Italy has 53 UNESCO World Heritage Sites as of 2017, more than any other country in the world. Italy’s first World Heritage designated site, Rock Art of the Valcamonica, was inscribed in 1979. Each year the UNESCO committee meets to choose new sites and destinations to be awarded World Heritage status. The World Heritage designation helps with renovation and upkeep of sites as well as helping to protect sites from being lost or destroyed and gives them some publicity.
Italy’s sites include historic city centers and monuments, Roman and Greek remains, and places of artistic or cultural importance as well as a few natural sites such as the Dolomite Mountains and Mount Etna. One of the newest additions, Longobards in Italy, encompasses seven important churches and monastic complexes from the early middle ages. Another recent addition is Piedmont’s Langhe, Roero, and Monferrato wine region, inscribed not only for its natural beauty but also for its preservation of historic methods of wine production.
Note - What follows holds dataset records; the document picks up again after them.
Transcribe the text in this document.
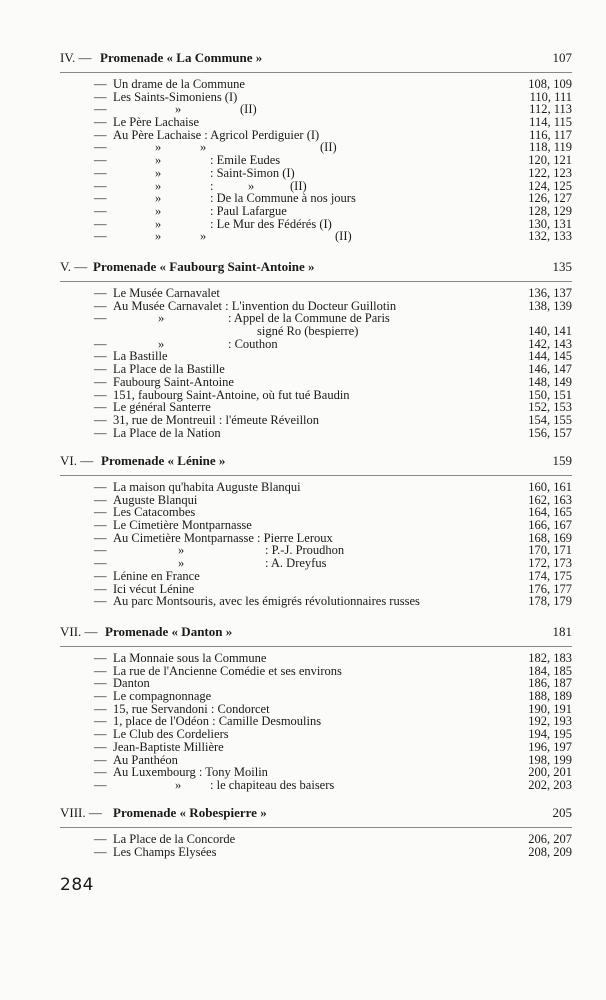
IV. — Promenade « La Commune »	107
— Un drame de la Commune	108, 109
— Les Saints-Simoniens (I)	110, 111
—	»	(II)	112, 113
— Le Père Lachaise	114, 115
— Au Père Lachaise : Agricol Perdiguier (I)	116, 117
—	»	»	(II)	118, 119
—	»	: Emile Eudes	120, 121
—	»	: Saint-Simon (I)	122, 123
—	»	:	»	(II)	124, 125
—	»	: De la Commune à nos jours	126, 127
—	»	: Paul Lafargue	128, 129
—	»	: Le Mur des Fédérés (I)	130, 131
—	»	»	(II)	132, 133
V. — Promenade « Faubourg Saint-Antoine »	135
— Le Musée Carnavalet	136, 137
— Au Musée Carnavalet : L'invention du Docteur Guillotin	138, 139
—	»	: Appel de la Commune de Paris
signé Ro (bespierre)	140, 141
—	»	: Couthon	142, 143
— La Bastille	144, 145
— La Place de la Bastille	146, 147
— Faubourg Saint-Antoine	148, 149
— 151, faubourg Saint-Antoine, où fut tué Baudin	150, 151
— Le général Santerre	152, 153
— 31, rue de Montreuil : l'émeute Réveillon	154, 155
— La Place de la Nation	156, 157
VI. — Promenade « Lénine »	159
— La maison qu'habita Auguste Blanqui	160, 161
— Auguste Blanqui	162, 163
— Les Catacombes	164, 165
— Le Cimetière Montparnasse	166, 167
— Au Cimetière Montparnasse : Pierre Leroux	168, 169
—	»	: P.-J. Proudhon	170, 171
—	»	: A. Dreyfus	172, 173
— Lénine en France	174, 175
— Ici vécut Lénine	176, 177
— Au parc Montsouris, avec les émigrés révolutionnaires russes	178, 179
VII. — Promenade « Danton »	181
— La Monnaie sous la Commune	182, 183
— La rue de l'Ancienne Comédie et ses environs	184, 185
— Danton	186, 187
— Le compagnonnage	188, 189
— 15, rue Servandoni : Condorcet	190, 191
— 1, place de l'Odéon : Camille Desmoulins	192, 193
— Le Club des Cordeliers	194, 195
— Jean-Baptiste Millière	196, 197
— Au Panthéon	198, 199
— Au Luxembourg : Tony Moilin	200, 201
—	» : le chapiteau des baisers	202, 203
VIII. — Promenade « Robespierre »	205
— La Place de la Concorde	206, 207
— Les Champs Elysées	208, 209
284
Some of the sites, such as Pompeii and Cinque Terre are famous while others, such as Sicily’s Greek Temples in Agrigento, the cave houses and churches of Matera, or Modena’s Romanesque Cathedral complex are more off the beaten track. Of course the Colosseum and ancient sites in Rome, the historic center of Florence, Saint Mark’s Basilica in Venice, and the Leaning Tower and Romanesque Monuments of Pisa are on the list.
All of the World Heritage sites make interesting places to visit and are good additions to an Italy travel itinerary. So if you’re deciding where to go, plan to visit a few of these sites. Most of them can be visited without a car.